Your video has the AI voice claiming that failing to give a Miranda warning before opening the door is a "clear 4th amendment red flag." That's a load of steaming crap. Moving on to the actual issue at hand, the charge there was for unlawful carrying of a weapon. The judge's decision is that by the officer randomly opening the door of the guy's vehicle, and then seeing the weapon, that means it was an unlawful search (it was "in plain view" according to the officer / prosecutor, but the judge says it wasn't in plain view until you opened the door). That has literally nothing at all to do with the initial stop being unconstitutional, or failure to ID or anything. It's just to do with how the cop found the gun.

Do you have one where the person failed to ID on a traffic stop, and their lawyer was able to make the argument that the initial stop was improper, and so they didn't have to, and it worked? I feel like those would be super-easy to find, if that argument ever worked, since it is very commonly what people say while they are refusing to ID, and so if their lawyers were able to make it work we would have examples of it working.

[–] supamanc@lemmy.world 2 points 1 day ago (1 children)

Well dont I look the fool.
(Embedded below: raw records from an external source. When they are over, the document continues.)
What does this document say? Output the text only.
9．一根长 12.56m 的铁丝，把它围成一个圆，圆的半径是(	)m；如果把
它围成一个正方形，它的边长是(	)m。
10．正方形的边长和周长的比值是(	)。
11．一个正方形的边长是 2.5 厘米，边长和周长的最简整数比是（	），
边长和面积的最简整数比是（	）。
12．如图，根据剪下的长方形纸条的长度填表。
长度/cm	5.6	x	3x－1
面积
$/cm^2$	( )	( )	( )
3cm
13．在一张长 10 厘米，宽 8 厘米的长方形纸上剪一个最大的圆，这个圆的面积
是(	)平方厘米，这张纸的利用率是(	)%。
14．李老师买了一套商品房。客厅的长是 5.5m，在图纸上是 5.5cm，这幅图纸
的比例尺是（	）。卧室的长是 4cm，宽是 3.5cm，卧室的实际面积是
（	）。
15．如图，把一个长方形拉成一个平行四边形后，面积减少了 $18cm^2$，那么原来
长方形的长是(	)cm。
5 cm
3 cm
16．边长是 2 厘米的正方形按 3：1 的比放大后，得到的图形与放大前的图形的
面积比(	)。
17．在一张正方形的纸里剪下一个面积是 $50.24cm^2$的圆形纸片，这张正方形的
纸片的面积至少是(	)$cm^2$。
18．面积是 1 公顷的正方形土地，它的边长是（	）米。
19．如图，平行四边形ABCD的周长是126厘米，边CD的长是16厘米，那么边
I'm pissed off now, I didn't watch the video. Inhave seen like 3 where tthisnsame judge throws out the case based on an illigal stop. Ill find them tomorrow. As to yoir question, you keep leaving oit the illigal part. Yes, not providing ID is an offence if the initial stop is legal. Now you are again correct, the officer does claim that the driver wasn't wearing a seat belt, so I suppose the initial stop can be justified, which makes refusing to ID an offence.
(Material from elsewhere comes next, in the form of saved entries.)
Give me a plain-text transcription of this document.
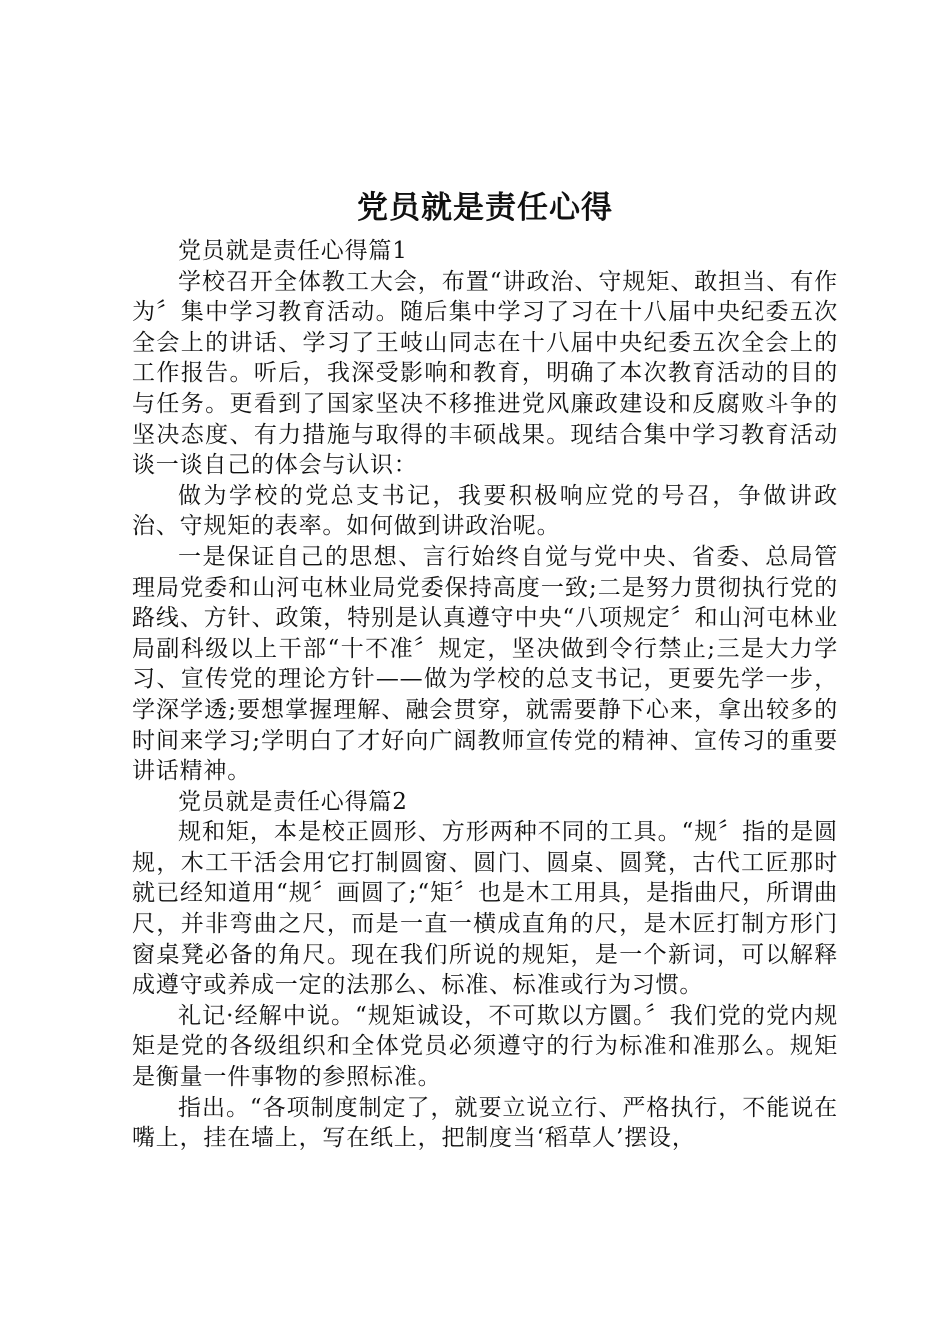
党员就是责任心得

党员就是责任心得篇1

学校召开全体教工大会，布置“讲政治、守规矩、敢担当、有作为〞集中学习教育活动。随后集中学习了习在十八届中央纪委五次全会上的讲话、学习了王岐山同志在十八届中央纪委五次全会上的工作报告。听后，我深受影响和教育，明确了本次教育活动的目的与任务。更看到了国家坚决不移推进党风廉政建设和反腐败斗争的坚决态度、有力措施与取得的丰硕战果。现结合集中学习教育活动谈一谈自己的体会与认识：

做为学校的党总支书记，我要积极响应党的号召，争做讲政治、守规矩的表率。如何做到讲政治呢。

一是保证自己的思想、言行始终自觉与党中央、省委、总局管理局党委和山河屯林业局党委保持高度一致;二是努力贯彻执行党的路线、方针、政策，特别是认真遵守中央“八项规定〞和山河屯林业局副科级以上干部“十不准〞规定，坚决做到令行禁止;三是大力学习、宣传党的理论方针——做为学校的总支书记，更要先学一步，学深学透;要想掌握理解、融会贯穿，就需要静下心来，拿出较多的时间来学习;学明白了才好向广阔教师宣传党的精神、宣传习的重要讲话精神。

党员就是责任心得篇2

规和矩，本是校正圆形、方形两种不同的工具。“规〞指的是圆规，木工干活会用它打制圆窗、圆门、圆桌、圆凳，古代工匠那时就已经知道用“规〞画圆了;“矩〞也是木工用具，是指曲尺，所谓曲尺，并非弯曲之尺，而是一直一横成直角的尺，是木匠打制方形门窗桌凳必备的角尺。现在我们所说的规矩，是一个新词，可以解释成遵守或养成一定的法那么、标准、标准或行为习惯。

礼记·经解中说。“规矩诚设，不可欺以方圜。〞我们党的党内规矩是党的各级组织和全体党员必须遵守的行为标准和准那么。规矩是衡量一件事物的参照标准。

指出。“各项制度制定了，就要立说立行、严格执行，不能说在嘴上，挂在墙上，写在纸上，把制度当‘稻草人’摆设，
[–] PhilipTheBucket@quokk.au 0 points 1 day ago

Yeah, I'm not saying it doesn't happen, I just don't know of it.

I also like that judge, AI voice aside I feel like he has a perfectly valid point. I also have a feeling he was the same judge I saw scorching a prosecutor one time for cutting a plea deal where it seemed like they could have prosecuted the guy and he was getting away with sexual assault with a pretty minimal sentence, and he was furious at the prosecutor for not doing their job. He couldn't exactly just take over the prosecution's job for them, I think he sent the lawyers away to work out a new plea deal instead, and they came back with one that was still pretty minimal but I think added in some jail time. He sort of yelled at the guy some more and then just approved the plea deal, but if that is the judge I'm thinking of, it seems like he cares a lot about the purpose of what he's doing, which is a really good thing.